Countless contradictions abound: appalling poverty and unprecedented wealth, acts of war and words of peace, liveliness and chronic social depression, hope and despair. Reality TV and then reality itself. It’s a land of wild diversity, extremes and opposites, conflict and contestation, moments of personal joy, happiness, and ecstasy against times of collective rage and anguish.

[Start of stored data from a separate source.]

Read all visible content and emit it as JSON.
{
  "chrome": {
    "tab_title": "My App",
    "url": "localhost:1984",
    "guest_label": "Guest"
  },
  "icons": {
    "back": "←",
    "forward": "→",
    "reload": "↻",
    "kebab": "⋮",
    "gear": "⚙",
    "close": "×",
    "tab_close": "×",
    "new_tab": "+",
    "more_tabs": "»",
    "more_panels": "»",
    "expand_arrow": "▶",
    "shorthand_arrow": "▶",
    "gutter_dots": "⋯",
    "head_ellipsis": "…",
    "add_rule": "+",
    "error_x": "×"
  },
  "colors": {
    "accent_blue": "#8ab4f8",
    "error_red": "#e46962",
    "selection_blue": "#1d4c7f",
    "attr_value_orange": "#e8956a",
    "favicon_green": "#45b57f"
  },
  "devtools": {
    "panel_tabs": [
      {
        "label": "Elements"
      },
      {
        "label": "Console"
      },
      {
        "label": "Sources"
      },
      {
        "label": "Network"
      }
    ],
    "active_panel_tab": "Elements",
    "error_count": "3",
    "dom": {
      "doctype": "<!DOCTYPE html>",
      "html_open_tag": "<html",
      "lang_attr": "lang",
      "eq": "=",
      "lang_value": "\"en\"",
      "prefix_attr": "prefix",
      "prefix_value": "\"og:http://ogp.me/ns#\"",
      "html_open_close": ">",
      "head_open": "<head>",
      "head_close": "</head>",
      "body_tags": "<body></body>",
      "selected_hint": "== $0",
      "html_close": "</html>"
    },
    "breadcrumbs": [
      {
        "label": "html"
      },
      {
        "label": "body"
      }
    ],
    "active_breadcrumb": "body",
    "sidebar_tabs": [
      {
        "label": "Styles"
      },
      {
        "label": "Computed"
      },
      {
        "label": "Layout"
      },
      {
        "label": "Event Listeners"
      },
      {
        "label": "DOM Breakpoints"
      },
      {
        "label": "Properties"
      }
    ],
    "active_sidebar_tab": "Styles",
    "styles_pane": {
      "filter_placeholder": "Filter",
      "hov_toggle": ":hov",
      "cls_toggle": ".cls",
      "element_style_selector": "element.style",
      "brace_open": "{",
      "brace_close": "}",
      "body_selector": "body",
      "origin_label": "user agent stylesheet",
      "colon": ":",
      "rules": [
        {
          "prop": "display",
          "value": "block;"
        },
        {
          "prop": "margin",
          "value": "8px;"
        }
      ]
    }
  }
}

Still, the bullet points above—and I use the term deliberately— are pistol shots that represent a bright thread that is recognizable and knowable. The US juggernaut is headed for catastrophe, either a new and sophisticated—dare we say it?—form of friendly-looking and familiar fascism, or some other form of extreme social disintegration. Another world is surely coming—greater equality, socialism, participatory democracy, and peace are all within our reach, but nuclear war, work camps, and slavery are also possibilities. There are still choices and options, and nothing is guaranteed. Where do we go from here? A season of light or a season of darkness? Chaos or community? Barbarism or socialism?